Corayne stuffed her ledger away, returning the precious pages to her satchel. “All right, that’s more than enough. I have a lot of information to keep straight, and this is certainly not worth committing to my memory.”
Laughing again, Meliz took her daughter’s face in her hands. She stepped with a swaying motion, her heart still aboard the deck of a ship.
Though she loved Meliz, Corayne felt small and young in her grasp. And she hated it.
“You’re radiant when you blush,” Meliz said, all the truth she could muster in her words.
Such is the way of mothers, to think the sun and the moon of their children. Like the Long Sea on a clear morning, Corayne held no illusions. Meliz an-Amarat was the radiant one, beautiful and magnificent. Lovely as any queen, but Meliz was common-born of the Ward, a smuggler’s daughter, a child of the Sea and the Strait and every country they touched. She was made for the waves, the only other thing in this world as fierce and bold as she was.
Not like me. Corayne knew herself, and while she was her mother’s daughter, she was not her mother’s equal. Their coloring was the same. Golden skin that went bronze in the summer, black hair that shone deep red beneath sunlight. But Corayne had thin lips, a short nose, a graver face than her mother, who smiled like a sunbeam. Her eyes were unremarkable, black all the way through, flat and empty as a starless night. Inscrutable, distant. As Corayne felt apart from the world, her eyes showed it.
It did not bother her, to think such things. It is good to know your own measure. Especially in a world where women were as much what they looked like as what they could do. Corayne would never persuade a fleet patrol with a bat of her eyelashes. But the right coin to the right hands, the right pull of the right string—that Corayne could do, and do well.
“You’re perfect when you lie,” the girl said, kindly pulling away.
“I have lots of practice,” Meliz replied. “Of course, I never lie to you.”
“You and I both know that is realms away from the truth,” Corayne said without accusation. It took all her resolve to keep her face still and measured, unaffected by her mother’s life—and the trust they could never truly share. “But I know you have your reasons.”
Meliz was good enough not to argue. There was truth in admitting her lies. “I do,” she murmured. “And they are always, always, to keep you safe, my dearest girl.”
Though the words stuck in her throat, Corayne forced them out anyway, her cheeks flushing with heat. “I need to ask you—” she began.
Only for Galeri’s thumping boots to cut her off.
Mother and daughter turned at his approach, false smiles donned with ease.
“Officer Galeri, you honor us with your attention,” the captain said, inclining her head politely. Theirs was a pleasant arrangement, and small-minded men were quick to take slights from women, even imagined.
Galeri basked in the glow of Captain an-Amarat. He drew close, closer than he had to Corayne. Meliz did not flinch, well accustomed to the leers of men.
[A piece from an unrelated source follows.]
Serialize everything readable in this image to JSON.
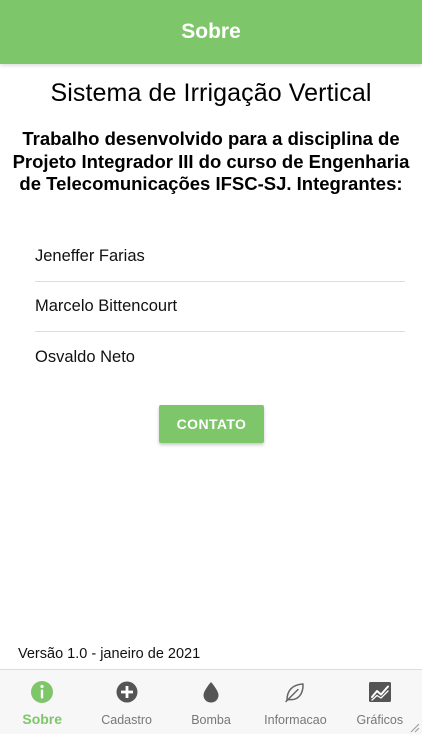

Even fresh from a voyage, dressed in salt-eaten clothes, she could turn many eyes.
Corayne swallowed her disgust.
“You came from Aegironos, your daughter told me,” Galeri said. He jabbed a thumb back at the crates piling on the dock. Runes marked the wood. “Strange, the Aegir usually don’t mark their crates in Jydi wolf scratch.”
Sighing inwardly, Corayne began to count the coins left in her satchel and wondered if enough could be swept together to appease Galeri’s curiosity.
Her mother’s smile only widened. “I thought that odd as well.”
Corayne had seen her mother flirt many times. This is not that.
Galeri’s face fell, the workings of his mind easy to read. His soldiers were few, unready, and mostly useless. Captain an-Amarat had her entire crew behind her, and her own sword at her hip. She could kill him and be off with the current before the officers on the next dock even noticed he was dead. Or he could simply move on with the coin already earned, with more to be earned again after the next voyage. His eyes trembled, just for a second, to pass over Corayne herself. The only thing in the world he could hold over Meliz an-Amarat, should things go ill.
Corayne curled a fist, though she had no clue what to do with it.
“Good to have you back in port, Hell Mel,” Galeri forced out, matching her grin. A bead of sweat rolled down his scalp as he stepped aside, bowing to the pair of them.
Meliz watched him go, her teeth bared and lips curled into a frightful smile. Who she was on the waves never stood on land, not for long. Corayne rarely saw that woman, the fierce captain of a fiercer crew, who crossed the waters without regard for law or danger. That woman was not her mother, not Meliz an-Amarat. That was Hell Mel.